25/6/1917
Maman chérie
Je ne suis pas très bon
correspondant tous ces jours-ci : notre vie est très remplie, et puis, au
3ème bataillon il y a beaucoup de camaraderie, on est souvent
ensemble et on reste volontiers ensemble, mais ce qu’on gagne en camaraderie,
on le perd un peu en receuillement et en intimité avec ceux qui sont loin. Ici
nous sommes trop bien : aux douceurs du pays, du climat s’ajoutent les
agrements d’un petit centre. Nous avons même un cercle pour les officiers. La
population civile est très acceuillante. Le regiment lui temoigne sa
reconnaissance par des flots d’harmonie. Tous les soirs ce sont des concerts,
souvent des retraites, des fêtes ; etc. Il y en a trop. On a mis « la
Madelon » en musique et chacun souffle ça dans son instrument à qui mieux
mieux.
Hier matin j’esperais ecrire un peu.
Le colonel [Perret] m’a fait appelé et m’a envoyé à l’Infanterie prendre des
renseignements Je ne m’en plains pas : promenade très agreable dans une
très belle vallée, à cheval.
Demain nous faisons mouvement. Ça
tombe bien je reçois aujourd’hui une lettre de [Albert] Léo qui me recommande
ses hôtes d’autrefois[1].
Hier après-midi c’était
« concert ». Ça consiste surtout à degoiser un certain nombre de
monologues ou chansons + ou – grivoises et sales. Pourtant, si j’étais colonel,
je n’empecherais pas ces concerts, au contraire. Tu vois que je prends une
moralité elastique. Ce n’est pas une affaire de moralité, mais de morale :
les poilus rient, ils se detendent, ils oublient un moment leurs misères. Ce
qu’il faut regretter c’est qu’ils n’aient de gout que pour un spectacle pareil.
Hier soir ça me rendait malheureux. On sentait dans l’air comme un besoin de
noce, de fête crapuleuse.
Ce matin c’était revue et remise de
décoration par le general Cdt le corps d’armée.
Deux officiers de la popote étaient décorés de la Légion d’Honneur pour des motifs bien differents : l’un, un vieil ivrogne, parcequ’il est ancien, l’autre parcequ’il a été epatant, blessé il a ramené sa section 3 fois à l’assaut, fait prisonnier plusieurs heures il est parvenu à s’echapper, etc.

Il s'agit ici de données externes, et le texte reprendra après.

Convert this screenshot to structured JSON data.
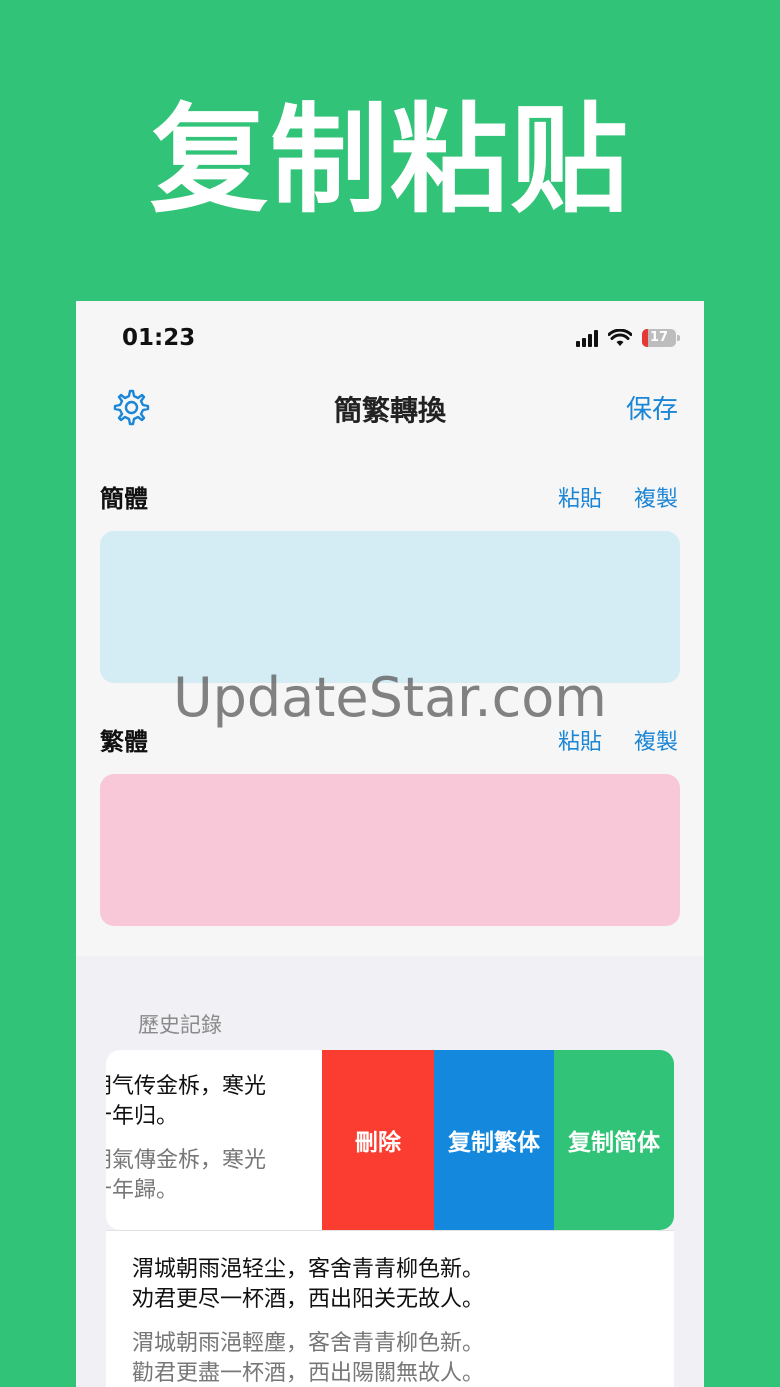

Merci pour ta bonne carte du 2.
Source : JMO du 132ème
R.I. - 25 juin 1917 |
Deux officiers de la popote étaient décorés de la Légion d’Honneur pour des motifs bien differents : l’un, un vieil ivrogne, parcequ’il est ancien, l’autre parcequ’il a été epatant, blessé il a ramené sa section 3 fois à l’assaut, fait prisonnier plusieurs heures il est parvenu à s’echapper, etc.
Merci pour ta bonne carte du 2.
Tendrement à toi.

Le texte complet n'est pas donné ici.